Sunday, October 2, 2011

The Deli Time Divide

I love living in Lambertville. It's a walkable town, where I can park my car for the weekend and never move it. There is an assortment of great restaurants, coffee shops and art galleries.

It's got the old time charm with antique shops, cool historic houses and a hopping Halloweenville.


It's far enough north of Trenton to not be included in many people's dividing line, but far enough west to provoke debate.

But there is one thing I haven't gotten used to here and in the surrounding areas:

The time it takes to make a breakfast or lunch sandwich.

After living in North Jersey for 6 years, I have become preconditioned, and may never be able to go back.

In Hoboken, every morning I got coffee and a sandwich at JP's Bagel Express and was in and out in a flash. In Maplewood, it was Bagel Chateau. I grabbed some grub and had just enough time to talk to the local fixtures about the NFL scores, trades and predictions for the week.

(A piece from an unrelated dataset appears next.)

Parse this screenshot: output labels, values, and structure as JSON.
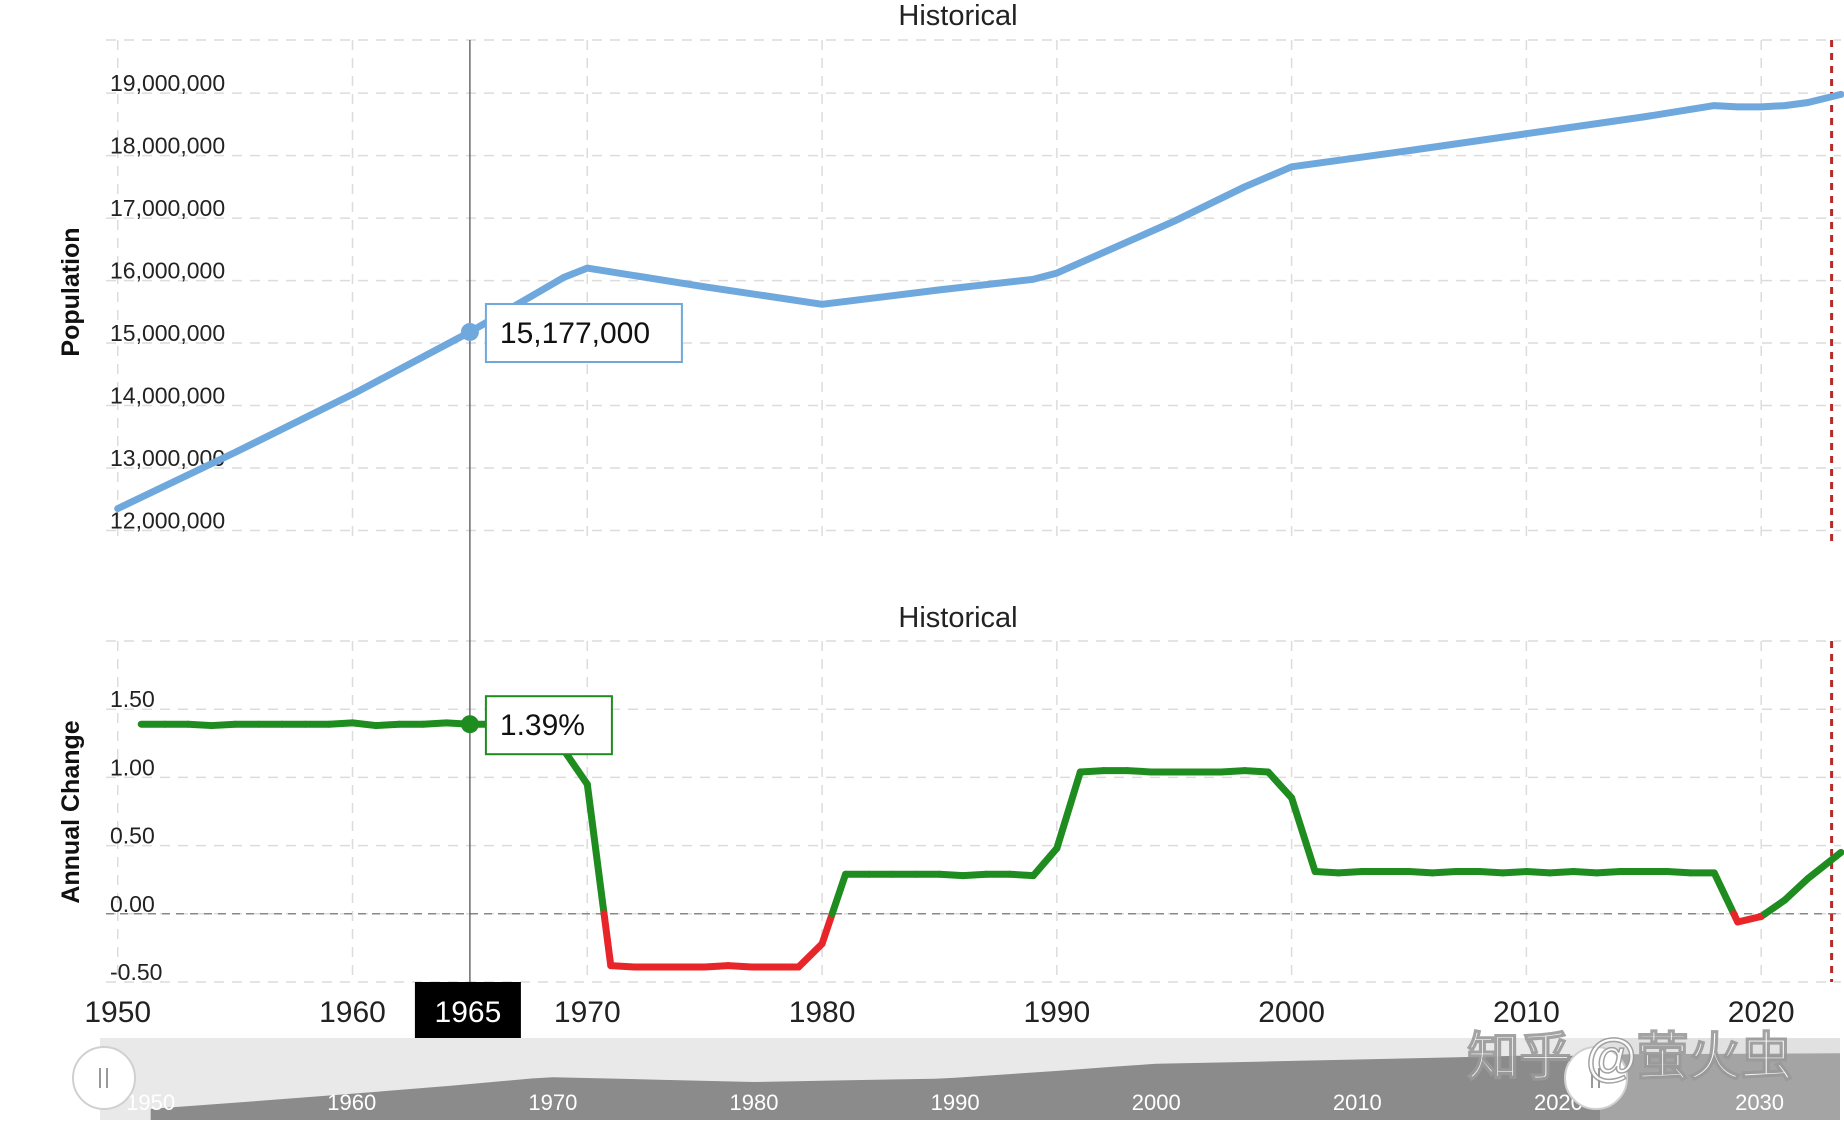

For lunch, I've been pampered by Millburn Deli. It's the most unbelievable delicatessen I've ever been to in my life. During busy times, you take a number and are still served quickly. Order a Gobbler and you'll be greeted like Norm from Cheers. Or go on Thursday where the staff are wearing wacky hats.

During my South Jersey days, I never got a deli sandwich so fast. One exception was the White House Sub Shop, but that is a tourist fixture and caters to a busy lunch crowd. So it's true, staffing size and proximity to a city matter. They can cross geographic or imaginary boundaries.

However, the slow and sometimes excruciating wait times around here got me speculating. One of the biggest things people told me in New Jersey: the Movie interviews was that South Jersey was slower than North Jersey. However, many could never elaborate on what that meant.

Could it have been service time at delis?

Go ahead try it. Get a stopwatch and time your deli during a lunch or breakfast rush. Tweet it to me or post a comment here. Will we see a pattern?

As someone who is on the cusp on the Internet/ texting/ instant gratification generation, this may matter to many businesses bottom lines in the future . . .

2 comments:

Tim Evans said...

In South Jersey, the analysis is confounded somewhat by Wawa. Many people use the nearest Wawa as their default deli. And Wawa is quick. In fact, their ordering system is now automated, eliminating the need to "take a number" - it's truly a first-come, first-served system.

You may wish to remove Wawa from the comparison so as to focus on the more "authentic" experience of the corner deli, butin doing so you'd be excluding a seriously large percentage of all deli sandwich-ordering experiences in the southern half of the state!

Steve said...

I cannot disagree with anything Tim said. But if we remove the Wawa equation, what is left in South Jersey? Now THAT would be a fun map. Find areas out of reach of a Wawa for 5 miles and check out the places.